The first basic structure is a collection of name/value pairs, and they are represented programmatically as objects, records, keyed lists, and so on. The second basic structure is an ordered list of values, and they are represented programmatically as arrays, lists, or sequences. BSON is a binary serialization of JSON structures designed to increase performance and scalability.
MongoDB for big data
MongoDB is the project name for the hu(mongo)us database system. It is maintained by a company called 10gen as open source and is freely available under the GNU AGPL v3.0 license. Commercial licenses with full support are available from 10gen.
MongoDB is composed of databases containing collections. A collection is composed of documents, and each document is composed of fields. Just as in relational databases, you can index a collection.
Doing so increases the performance of data lookup. Unlike other databases, however, MongoDB returns something called a cursor, which serves as a pointer to the data. This is a very useful capability because it offers the option of counting or classifying the data without extracting it. Natively, MongoDB supports BSON, the binary implementation of JSON documents.
MongoDB is also an ecosystem consisting of the following elements:
High-availability and replication services for scaling across local and wide-area networks.

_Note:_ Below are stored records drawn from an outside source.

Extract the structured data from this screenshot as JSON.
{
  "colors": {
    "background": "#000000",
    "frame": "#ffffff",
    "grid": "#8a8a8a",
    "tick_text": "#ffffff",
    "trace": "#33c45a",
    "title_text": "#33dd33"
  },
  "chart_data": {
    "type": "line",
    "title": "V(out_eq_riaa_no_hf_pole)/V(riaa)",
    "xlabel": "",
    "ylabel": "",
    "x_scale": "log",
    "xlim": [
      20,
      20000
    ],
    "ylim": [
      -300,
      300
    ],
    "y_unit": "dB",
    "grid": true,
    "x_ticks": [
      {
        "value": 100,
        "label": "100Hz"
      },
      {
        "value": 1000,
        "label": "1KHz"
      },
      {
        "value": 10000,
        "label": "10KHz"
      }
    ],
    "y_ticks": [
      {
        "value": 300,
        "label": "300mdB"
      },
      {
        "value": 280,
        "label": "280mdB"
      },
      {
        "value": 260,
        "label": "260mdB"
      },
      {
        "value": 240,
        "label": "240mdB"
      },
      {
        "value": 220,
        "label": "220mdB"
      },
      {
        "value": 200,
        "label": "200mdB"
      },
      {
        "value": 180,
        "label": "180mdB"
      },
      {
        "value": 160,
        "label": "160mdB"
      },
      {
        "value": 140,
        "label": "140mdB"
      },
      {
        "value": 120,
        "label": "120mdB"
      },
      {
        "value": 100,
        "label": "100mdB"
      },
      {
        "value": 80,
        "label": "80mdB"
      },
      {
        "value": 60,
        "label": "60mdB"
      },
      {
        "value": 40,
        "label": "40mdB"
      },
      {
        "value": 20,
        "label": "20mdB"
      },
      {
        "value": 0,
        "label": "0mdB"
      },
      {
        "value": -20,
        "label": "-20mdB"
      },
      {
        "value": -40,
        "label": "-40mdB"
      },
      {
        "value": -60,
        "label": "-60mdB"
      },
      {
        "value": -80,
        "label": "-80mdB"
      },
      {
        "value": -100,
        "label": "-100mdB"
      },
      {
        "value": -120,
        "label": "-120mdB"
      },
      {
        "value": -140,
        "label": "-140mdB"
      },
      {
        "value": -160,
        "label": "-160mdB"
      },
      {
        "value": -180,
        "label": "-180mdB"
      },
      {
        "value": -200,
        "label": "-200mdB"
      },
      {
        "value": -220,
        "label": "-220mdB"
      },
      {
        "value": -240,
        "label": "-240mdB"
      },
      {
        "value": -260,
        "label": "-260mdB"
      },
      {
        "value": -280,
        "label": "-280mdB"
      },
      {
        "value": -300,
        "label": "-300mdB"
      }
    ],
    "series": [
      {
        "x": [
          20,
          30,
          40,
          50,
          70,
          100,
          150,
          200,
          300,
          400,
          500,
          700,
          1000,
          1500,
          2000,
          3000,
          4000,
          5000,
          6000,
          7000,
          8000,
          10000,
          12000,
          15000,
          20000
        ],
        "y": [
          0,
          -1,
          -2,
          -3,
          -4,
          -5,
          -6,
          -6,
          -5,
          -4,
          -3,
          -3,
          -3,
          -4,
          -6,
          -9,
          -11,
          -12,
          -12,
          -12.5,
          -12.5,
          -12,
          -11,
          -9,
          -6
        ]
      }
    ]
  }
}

A grid-based file system, enabling the storage of large objects by dividing them among multiple documents.
MapReduce to support analytics and aggregation of different collections/documents.

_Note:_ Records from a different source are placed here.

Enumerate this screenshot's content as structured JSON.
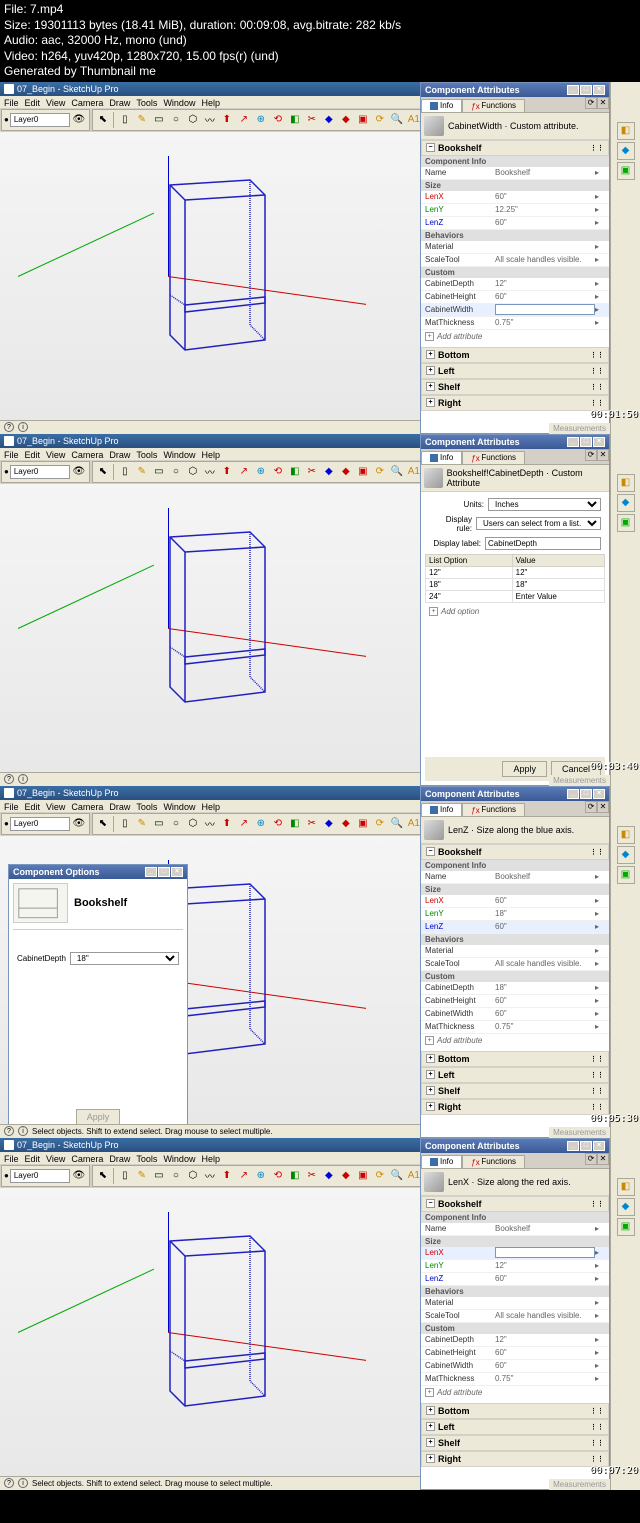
{
  "file_info": {
    "line1": "File: 7.mp4",
    "line2": "Size: 19301113 bytes (18.41 MiB), duration: 00:09:08, avg.bitrate: 282 kb/s",
    "line3": "Audio: aac, 32000 Hz, mono (und)",
    "line4": "Video: h264, yuv420p, 1280x720, 15.00 fps(r) (und)",
    "line5": "Generated by Thumbnail me"
  },
  "app_title": "07_Begin - SketchUp Pro",
  "menus": [
    "File",
    "Edit",
    "View",
    "Camera",
    "Draw",
    "Tools",
    "Window",
    "Help"
  ],
  "layer": "Layer0",
  "panel_title": "Component Attributes",
  "tabs": {
    "info": "Info",
    "functions": "Functions"
  },
  "frame1": {
    "header_text": "CabinetWidth · Custom attribute.",
    "bookshelf": "Bookshelf",
    "comp_info": "Component Info",
    "name_label": "Name",
    "name_val": "Bookshelf",
    "size": "Size",
    "lenx": "LenX",
    "lenx_val": "60\"",
    "leny": "LenY",
    "leny_val": "12.25\"",
    "lenz": "LenZ",
    "lenz_val": "60\"",
    "behaviors": "Behaviors",
    "material": "Material",
    "scaletool": "ScaleTool",
    "scaletool_val": "All scale handles visible.",
    "custom": "Custom",
    "cdepth": "CabinetDepth",
    "cdepth_val": "12\"",
    "cheight": "CabinetHeight",
    "cheight_val": "60\"",
    "cwidth": "CabinetWidth",
    "cwidth_val": "",
    "mthick": "MatThickness",
    "mthick_val": "0.75\"",
    "add_attr": "Add attribute",
    "bottom": "Bottom",
    "left": "Left",
    "shelf": "Shelf",
    "right": "Right",
    "timestamp": "00:01:50"
  },
  "frame2": {
    "header_text": "Bookshelf!CabinetDepth · Custom Attribute",
    "units_label": "Units:",
    "units_val": "Inches",
    "rule_label": "Display rule:",
    "rule_val": "Users can select from a list.",
    "dlabel_label": "Display label:",
    "dlabel_val": "CabinetDepth",
    "th_option": "List Option",
    "th_value": "Value",
    "opts": [
      {
        "o": "12\"",
        "v": "12\""
      },
      {
        "o": "18\"",
        "v": "18\""
      },
      {
        "o": "24\"",
        "v": "Enter Value"
      }
    ],
    "add_option": "Add option",
    "apply": "Apply",
    "cancel": "Cancel",
    "timestamp": "00:03:40"
  },
  "frame3": {
    "comp_opts_title": "Component Options",
    "comp_name": "Bookshelf",
    "cdepth_label": "CabinetDepth",
    "cdepth_sel": "18\"",
    "apply": "Apply",
    "header_text": "LenZ · Size along the blue axis.",
    "bookshelf": "Bookshelf",
    "comp_info": "Component Info",
    "name_label": "Name",
    "name_val": "Bookshelf",
    "size": "Size",
    "lenx": "LenX",
    "lenx_val": "60\"",
    "leny": "LenY",
    "leny_val": "18\"",
    "lenz": "LenZ",
    "lenz_val": "60\"",
    "behaviors": "Behaviors",
    "material": "Material",
    "scaletool": "ScaleTool",
    "scaletool_val": "All scale handles visible.",
    "custom": "Custom",
    "cdepth": "CabinetDepth",
    "cdepth_val": "18\"",
    "cheight": "CabinetHeight",
    "cheight_val": "60\"",
    "cwidth": "CabinetWidth",
    "cwidth_val": "60\"",
    "mthick": "MatThickness",
    "mthick_val": "0.75\"",
    "add_attr": "Add attribute",
    "bottom": "Bottom",
    "left": "Left",
    "shelf": "Shelf",
    "right": "Right",
    "status": "Select objects. Shift to extend select. Drag mouse to select multiple.",
    "timestamp": "00:05:30"
  },
  "frame4": {
    "header_text": "LenX · Size along the red axis.",
    "bookshelf": "Bookshelf",
    "comp_info": "Component Info",
    "name_label": "Name",
    "name_val": "Bookshelf",
    "size": "Size",
    "lenx": "LenX",
    "lenx_val": "",
    "leny": "LenY",
    "leny_val": "12\"",
    "lenz": "LenZ",
    "lenz_val": "60\"",
    "behaviors": "Behaviors",
    "material": "Material",
    "scaletool": "ScaleTool",
    "scaletool_val": "All scale handles visible.",
    "custom": "Custom",
    "cdepth": "CabinetDepth",
    "cdepth_val": "12\"",
    "cheight": "CabinetHeight",
    "cheight_val": "60\"",
    "cwidth": "CabinetWidth",
    "cwidth_val": "60\"",
    "mthick": "MatThickness",
    "mthick_val": "0.75\"",
    "add_attr": "Add attribute",
    "bottom": "Bottom",
    "left": "Left",
    "shelf": "Shelf",
    "right": "Right",
    "status": "Select objects. Shift to extend select. Drag mouse to select multiple.",
    "timestamp": "00:07:20"
  },
  "measurements": "Measurements"
}
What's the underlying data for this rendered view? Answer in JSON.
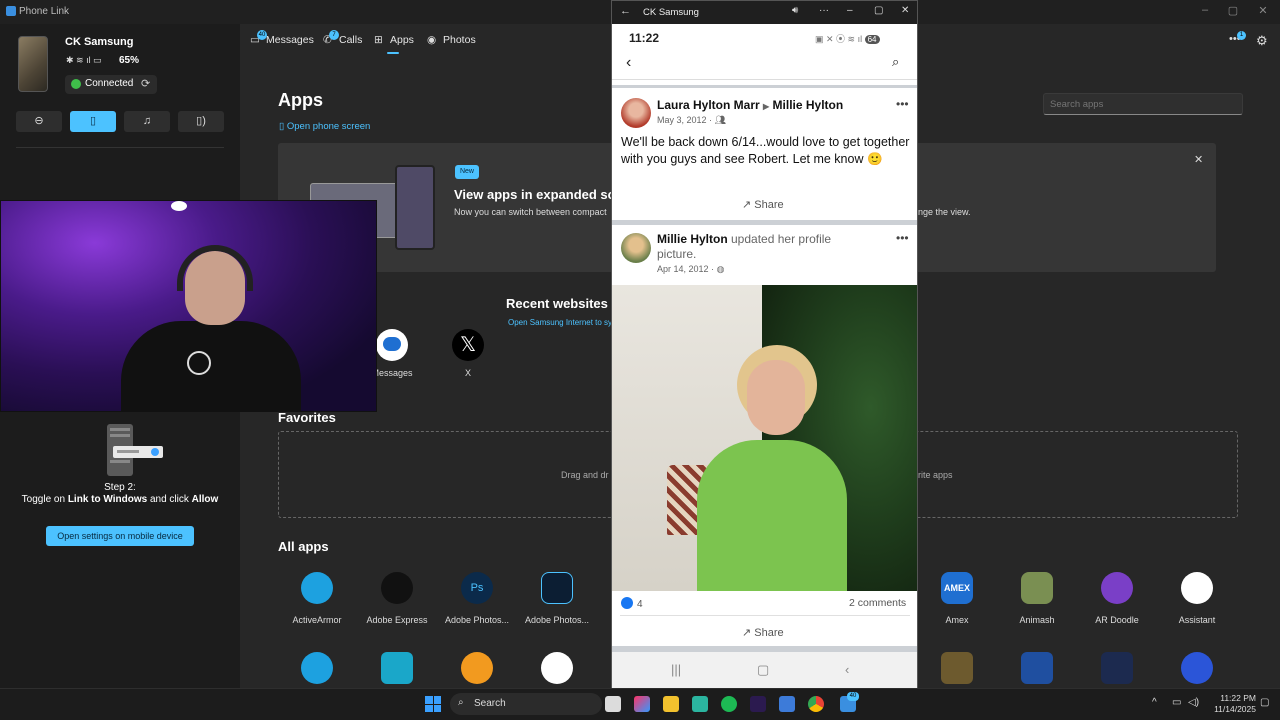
{
  "window": {
    "title": "Phone Link"
  },
  "device": {
    "name": "CK Samsung",
    "battery": "65%",
    "status": "Connected"
  },
  "sidebar": {
    "step_label": "Step 2:",
    "step_prefix": "Toggle on ",
    "step_bold1": "Link to Windows",
    "step_mid": " and click ",
    "step_bold2": "Allow",
    "open_settings": "Open settings on mobile device"
  },
  "tabs": [
    {
      "label": "Messages",
      "badge": "40"
    },
    {
      "label": "Calls",
      "badge": "7"
    },
    {
      "label": "Apps"
    },
    {
      "label": "Photos"
    }
  ],
  "header": {
    "more_badge": "1"
  },
  "apps_page": {
    "title": "Apps",
    "open_phone": "Open phone screen",
    "search_placeholder": "Search apps",
    "banner": {
      "badge": "New",
      "title": "View apps in expanded scr",
      "text": "Now you can switch between compact",
      "text_end": "nge the view."
    },
    "recent_title": "Recent websites",
    "recent_sub": "Open Samsung Internet to sy",
    "recent": [
      {
        "label": "Messages"
      },
      {
        "label": "X"
      }
    ],
    "favorites_title": "Favorites",
    "favorites_text_left": "Drag and dr",
    "favorites_text_right": "rite apps",
    "all_apps_title": "All apps",
    "all_apps_row1": [
      {
        "label": "ActiveArmor",
        "color": "#1da1e0"
      },
      {
        "label": "Adobe Express",
        "color": "#111111"
      },
      {
        "label": "Adobe Photos...",
        "color": "#0b2a4a"
      },
      {
        "label": "Adobe Photos...",
        "color": "#0c1e33"
      },
      {
        "label": "Amex",
        "color": "#1f6fd1"
      },
      {
        "label": "Animash",
        "color": "#7a8f52"
      },
      {
        "label": "AR Doodle",
        "color": "#7a3fc7"
      },
      {
        "label": "Assistant",
        "color": "#ffffff"
      }
    ]
  },
  "phone": {
    "window_title": "CK Samsung",
    "time": "11:22",
    "battery": "64",
    "post1": {
      "author": "Laura Hylton Marr",
      "arrow": "▶",
      "target": "Millie Hylton",
      "date": "May 3, 2012 ·",
      "text": "We'll be back down 6/14...would love to get together with you guys and see Robert.  Let me know 🙂",
      "share": "Share"
    },
    "post2": {
      "author": "Millie Hylton",
      "action": " updated her profile picture.",
      "date": "Apr 14, 2012 ·",
      "likes": "4",
      "comments": "2 comments",
      "share": "Share"
    }
  },
  "taskbar": {
    "search": "Search",
    "time": "11:22 PM",
    "date": "11/14/2025",
    "phonelink_badge": "40"
  }
}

A sharding service that distributes a single database across a cluster of servers in a single or in multiple data centers. The service is driven by a shard key. The shard key is used to distribute documents intelligently across multiple instances.
A querying service that supports ad hoc queries, distributed queries, and full-text search.
Effective MongoDB implementations include
High-volume content management
CouchDB for big data
Another very popular nonrelational database is CouchDB. Like MongoDB, CouchDB is open source. It is maintained by the Apache Software Foundation and is made available under the Apache License v2.0. Unlike MongoDB, CouchDB was designed to mimic the web in all respects.
For example, CouchDB is resilient to network dropouts and will continue to operate beautifully in areas where network connectivity is spotty. It is also at home on a smartphone or in a data center. This all comes with a few trade-offs. Because of the underlying web mimicry, CouchDB is high latency resulting in a preference for local data storage.
CouchDB is not well suited to smaller implementations. You must determine whether these trade-offs can be ignored as you begin your big data implementation.
CouchDB databases are composed of documents consisting of fields and attachments as well as a description of the document in the form of metadata that is automatically maintained by the system. The underlying technology features all ACID capabilities. The advantage in CouchDB over relational is that the data is packaged and ready for manipulation or storage rather than scattered across rows and tables.
CouchDB is also an ecosystem with the following capabilities:
Compaction: The databases are compressed to eliminate wasted space when a certain level of emptiness is reached. This helps performance and efficiency for persistence.
View model: A mechanism for filtering, organizing, and reporting on data utilizing a set of definitions that are stored as documents in the database. You find a one-to-many relationship of databases to views, so you can create many different ways of representing the data you have sliced and diced.
Replication and distributed services: Document storage is designed to provide bidirectional replication. Partial replicas can be maintained to support criteria-based distribution or migration to devices with limited connectivity. Native replication is peer based, but you can implement Master/Slave, Master/Master, and other types of replication modalities.
Effective CouchDB implementations include
High-volume content management
Scaling from smartphone to data center
Applications with limited or slow network connectivity